In the comment and analysis section of the Observer on 16 September, the headline was “Now is No Time to Reduce Support for Ukraine”. It went on to warn of the cooling of that support in the US, especially from the Republicans, citing a CNN poll that indicated that
“51% of Americans believe the US has … done enough”,
while only 48% feel that it should do more. Military aid is beginning to slow, and I wonder how we expect Ukraine to win a war against a huge army with vast arrays of lethal hardware if we do not provide it with even better equipment. We have the means, and so do European countries and the US, to help it achieve its freedom from this aggressor.

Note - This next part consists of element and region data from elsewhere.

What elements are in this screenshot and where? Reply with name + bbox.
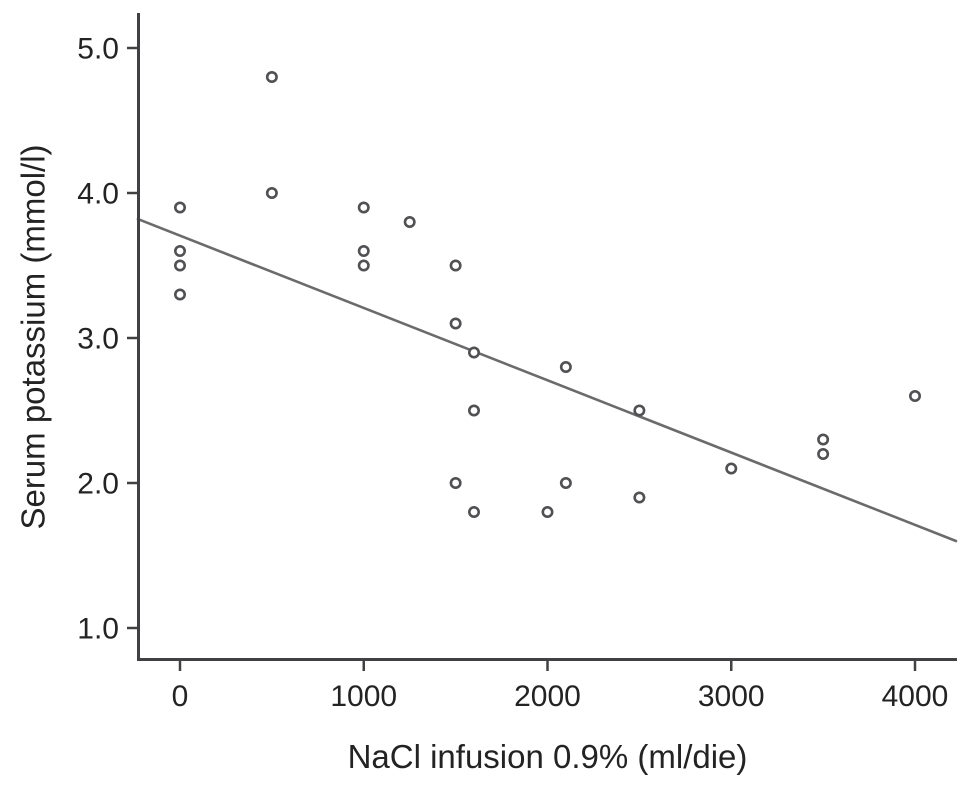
data-point-marker xyxy=(449,476,462,489)
y-tick-label: 5.0 xyxy=(77,33,119,66)
data-point-marker xyxy=(174,259,187,272)
data-point-marker xyxy=(403,216,416,229)
data-point-marker xyxy=(449,259,462,272)
data-point-marker xyxy=(817,447,830,460)
data-point-marker xyxy=(559,360,572,373)
y-tick-label: 3.0 xyxy=(77,323,119,356)
data-point-marker xyxy=(541,505,554,518)
data-point-marker xyxy=(357,201,370,214)
data-point-marker xyxy=(467,346,480,359)
data-point-marker xyxy=(265,71,278,84)
x-tick-label: 0 xyxy=(172,680,189,713)
x-tick-label: 2000 xyxy=(514,680,581,713)
data-point-marker xyxy=(265,187,278,200)
regression-line xyxy=(136,217,958,543)
x-tick-label: 3000 xyxy=(698,680,765,713)
x-axis-title: NaCl infusion 0.9% (ml/die) xyxy=(347,738,748,775)
x-tick-label: 4000 xyxy=(882,680,949,713)
data-point-marker xyxy=(449,317,462,330)
y-tick-label: 1.0 xyxy=(77,613,119,646)
y-tick-label: 4.0 xyxy=(77,178,119,211)
x-tick-label: 1000 xyxy=(330,680,397,713)
data-point-marker xyxy=(174,201,187,214)
data-point-marker xyxy=(633,491,646,504)
data-point-marker xyxy=(633,404,646,417)
data-point-marker xyxy=(725,462,738,475)
data-point-marker xyxy=(357,245,370,258)
data-point-marker xyxy=(357,259,370,272)
data-point-marker xyxy=(817,433,830,446)
data-point-marker xyxy=(174,245,187,258)
data-point-marker xyxy=(174,288,187,301)
data-point-marker xyxy=(467,404,480,417)
y-axis-title: Serum potassium (mmol/l) xyxy=(14,144,52,530)
data-point-marker xyxy=(908,389,921,402)
data-point-marker xyxy=(559,476,572,489)
data-point-marker xyxy=(467,505,480,518)
y-tick-label: 2.0 xyxy=(77,468,119,501)
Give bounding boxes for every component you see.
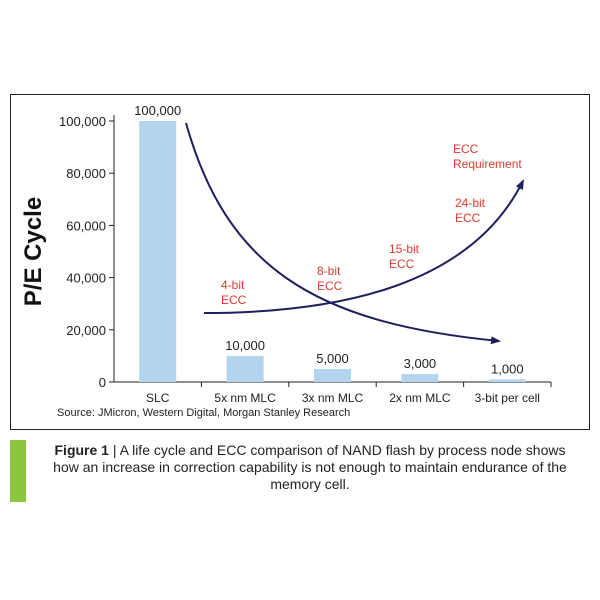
x-tick-label: 5x nm MLC [214,391,276,405]
caption-text: A life cycle and ECC comparison of NAND … [53,442,567,492]
bar [401,374,439,382]
bar [139,121,177,382]
ecc-annotation: ECC [453,142,479,156]
bar [314,368,351,382]
caption-separator: | [108,442,120,458]
ecc-annotation: ECC [221,293,247,307]
chart-frame: 0 20,000 40,000 60,000 80,000 100,000 P/E Cycl… [10,94,590,430]
ecc-annotation: 4-bit [221,278,245,292]
y-tick-label: 80,000 [66,166,106,181]
caption-label: Figure 1 [54,442,109,458]
x-tick-label: 2x nm MLC [389,391,451,405]
ecc-requirement-arrow [203,179,524,314]
bar [226,355,264,382]
ecc-annotation: ECC [455,211,481,225]
y-tick-label: 40,000 [66,271,106,286]
source-note: Source: JMicron, Western Digital, Morgan… [57,407,351,419]
y-tick-label: 100,000 [59,114,106,129]
y-tick-label: 0 [99,375,106,390]
chart-svg: 0 20,000 40,000 60,000 80,000 100,000 P/E Cycl… [20,103,552,405]
x-tick-label: 3-bit per cell [475,391,540,405]
bar [488,379,526,382]
ecc-annotation: ECC [317,279,343,293]
bar-value-label: 3,000 [404,356,437,371]
y-tick-label: 20,000 [66,323,106,338]
ecc-annotation: 15-bit [389,242,420,256]
ecc-annotation: 24-bit [455,196,486,210]
ecc-annotation: 8-bit [317,264,341,278]
y-tick-label: 60,000 [66,218,106,233]
endurance-decline-arrow [185,122,501,345]
ecc-annotation: Requirement [453,157,522,171]
bar-value-label: 10,000 [225,338,265,353]
ecc-annotation: ECC [389,257,415,271]
caption-accent-bar [10,440,26,502]
bar-value-label: 5,000 [316,351,349,366]
bar-value-label: 1,000 [491,361,524,376]
x-tick-label: 3x nm MLC [302,391,364,405]
bar-value-label: 100,000 [134,103,181,118]
x-tick-label: SLC [146,391,170,405]
figure-caption: Figure 1 | A life cycle and ECC comparis… [40,442,580,493]
y-axis-title: P/E Cycle [20,197,47,306]
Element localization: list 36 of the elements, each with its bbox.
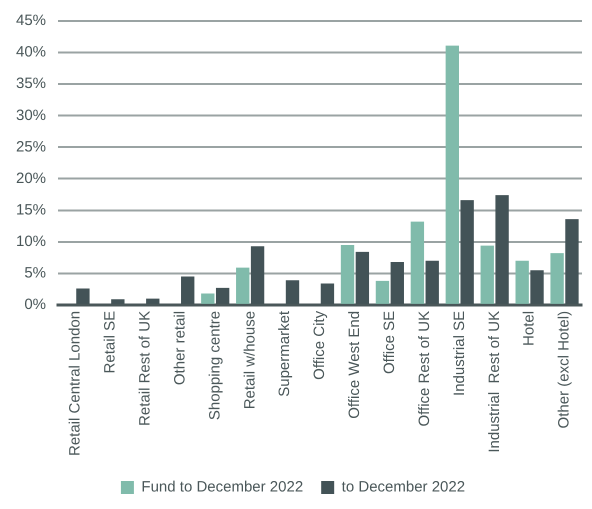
legend-label: Fund to December 2022	[141, 478, 304, 496]
bar	[376, 280, 390, 304]
x-tick-label: Office West End	[346, 310, 364, 419]
x-tick-label: Industrial Rest of UK	[486, 310, 503, 453]
y-tick-label: 15%	[16, 201, 46, 218]
y-tick-label: 5%	[24, 264, 46, 282]
x-tick-label: Office SE	[381, 310, 398, 374]
bar	[516, 260, 529, 304]
bar	[201, 294, 214, 304]
x-tick-label: Retail Central London	[66, 310, 84, 456]
legend-label: to December 2022	[342, 478, 466, 496]
bar	[410, 222, 424, 304]
bar	[236, 268, 250, 304]
x-tick-label: Other retail	[171, 310, 188, 386]
y-tick-label: 10%	[16, 232, 46, 250]
y-tick-label: 20%	[16, 170, 46, 187]
y-tick-label: 25%	[16, 138, 46, 156]
x-tick-label: Retail w/house	[241, 310, 258, 410]
y-tick-label: 45%	[16, 12, 46, 30]
y-tick-label: 0%	[24, 296, 46, 314]
bar	[550, 253, 564, 304]
y-tick-label: 30%	[16, 106, 46, 124]
x-tick-label: Hotel	[520, 310, 538, 346]
x-tick-label: Office Rest of UK	[416, 310, 433, 427]
x-tick-label: Shopping centre	[206, 310, 224, 420]
x-tick-label: Supermarket	[276, 310, 294, 397]
bar	[340, 244, 354, 304]
y-tick-label: 35%	[16, 75, 46, 92]
x-tick-label: Other (excl Hotel)	[556, 310, 573, 428]
x-tick-label: Retail Rest of UK	[136, 310, 154, 426]
x-tick-label: Retail SE	[102, 310, 119, 374]
bar	[446, 46, 459, 304]
x-tick-label: Office City	[311, 310, 328, 380]
y-tick-label: 40%	[16, 44, 46, 61]
bar	[480, 246, 494, 304]
x-tick-label: Industrial SE	[450, 310, 468, 396]
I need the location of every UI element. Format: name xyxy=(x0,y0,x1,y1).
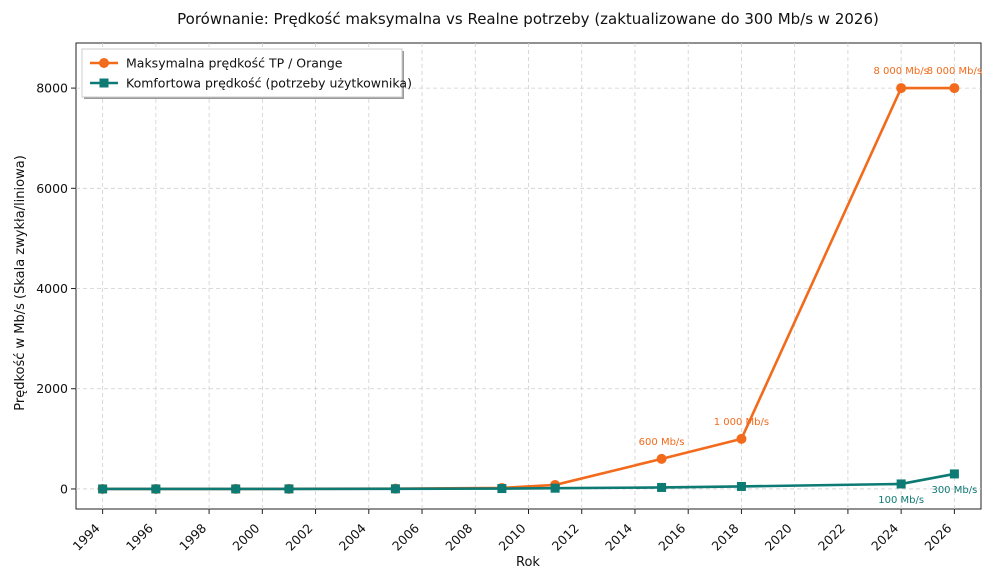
x-tick-label: 2004 xyxy=(336,520,369,553)
y-axis-label: Prędkość w Mb/s (Skala zwykła/liniowa) xyxy=(13,155,28,411)
data-point xyxy=(736,481,746,491)
legend-marker xyxy=(99,78,109,88)
data-point xyxy=(98,484,108,494)
y-tick-label: 4000 xyxy=(36,281,68,296)
x-tick-label: 1998 xyxy=(176,520,209,553)
data-point xyxy=(896,83,907,94)
legend-label: Komfortowa prędkość (potrzeby użytkownik… xyxy=(126,76,412,91)
x-tick-label: 2014 xyxy=(602,520,635,553)
x-tick-label: 2018 xyxy=(708,520,741,553)
x-tick-label: 2026 xyxy=(921,520,954,553)
x-tick-label: 2012 xyxy=(549,521,582,554)
x-axis-label: Rok xyxy=(516,555,540,570)
data-point xyxy=(151,484,161,494)
x-tick-label: 2002 xyxy=(283,521,316,554)
data-point xyxy=(656,453,667,464)
data-point xyxy=(550,483,560,493)
x-tick-label: 2016 xyxy=(655,520,688,553)
series-layer xyxy=(97,83,960,494)
x-tick-label: 2008 xyxy=(442,520,475,553)
legend-label: Maksymalna prędkość TP / Orange xyxy=(126,56,343,71)
y-tick-label: 2000 xyxy=(36,381,68,396)
y-tick-label: 6000 xyxy=(36,181,68,196)
x-tick-label: 2022 xyxy=(815,521,848,554)
x-tick-label: 2010 xyxy=(496,520,529,553)
data-point xyxy=(896,479,906,489)
data-label: 300 Mb/s xyxy=(931,485,977,496)
chart-title: Porównanie: Prędkość maksymalna vs Realn… xyxy=(177,10,879,28)
x-tick-label: 1996 xyxy=(123,520,156,553)
y-axis: 0 2000 4000 6000 8000 xyxy=(36,81,76,496)
data-label: 8 000 Mb/s xyxy=(873,66,928,77)
data-label: 1 000 Mb/s xyxy=(714,417,769,428)
y-tick-label: 0 xyxy=(60,481,68,496)
x-tick-label: 2006 xyxy=(389,520,422,553)
x-tick-label: 2020 xyxy=(762,520,795,553)
data-point xyxy=(497,484,507,494)
data-point xyxy=(949,469,959,479)
series-2 xyxy=(98,469,959,494)
x-tick-label: 1994 xyxy=(70,520,103,553)
data-point xyxy=(390,484,400,494)
grid xyxy=(76,43,981,509)
x-tick-label: 2024 xyxy=(868,520,901,553)
legend-box xyxy=(81,48,403,98)
data-point xyxy=(657,482,667,492)
data-label: 100 Mb/s xyxy=(878,495,924,506)
data-label: 600 Mb/s xyxy=(639,437,685,448)
legend-marker xyxy=(99,58,109,68)
data-point xyxy=(231,484,241,494)
x-axis: 1994 1996 1998 2000 2002 2004 2006 2008 2010 2012… xyxy=(70,509,955,554)
x-tick-label: 2000 xyxy=(229,520,262,553)
data-point xyxy=(284,484,294,494)
y-tick-label: 8000 xyxy=(36,81,68,96)
data-point xyxy=(736,433,747,444)
data-point xyxy=(949,83,960,94)
annotations: 600 Mb/s 1 000 Mb/s 8 000 Mb/s8 000 Mb/s 10… xyxy=(639,66,982,506)
data-label: 8 000 Mb/s xyxy=(927,66,982,77)
legend: Maksymalna prędkość TP / Orange Komfortow… xyxy=(81,48,412,99)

A Georgian refugee living in Sweden told a friend of mine that wealthy Russians are buying up properties in neighbouring countries such as Armenia and Georgia as second homes, because they believe that, after Ukraine is annexed, other countries will be too, and that they will then have lovely holiday homes. They refuse to speak the native language in those countries and will speak only Russian in the shops, restaurants, town halls, et cetera. That makes the local people feel marginalised in their own country, and the Russians are pushing up property prices beyond the reach of the local population. That is what happens when you allow the Russians into your land. Of course, the same thing is happening here—maybe not to the same extent, but we must beware.
The same Observer article said:
“Those in the west who believed at the outset that this war could somehow be contained or ringfenced, and sought to keep their distance and limit involvement, must surely see now how wrong they were. Like a cancer, the conflict ineluctably metastasises around the globe. How much more avoidable suffering and divisiveness must there be, how much more institutional damage and international destabilisation, before the world finally realises that this is not just about Ukraine—it’s about everyone?”
In conclusion, when our Ukrainian friends eventually return to their own country, as many will, they will need our continued help and support as they rebuild their lives and their shattered country. I ask the Minister, as I was not able to hear her opening speech clearly, whether she would repeat the steps that are presently in place, here and now, to help in that reconstruction. We are working closely alongside other nations that are helping Ukraine; will she undertake to keep the House informed of progress in that area? This war will, sadly, drag on and on unless we provide the means for the Ukraine military to stop it. If not, we are talking about instability in the western world for as long as we exist. Ukraine’s fight is our fight.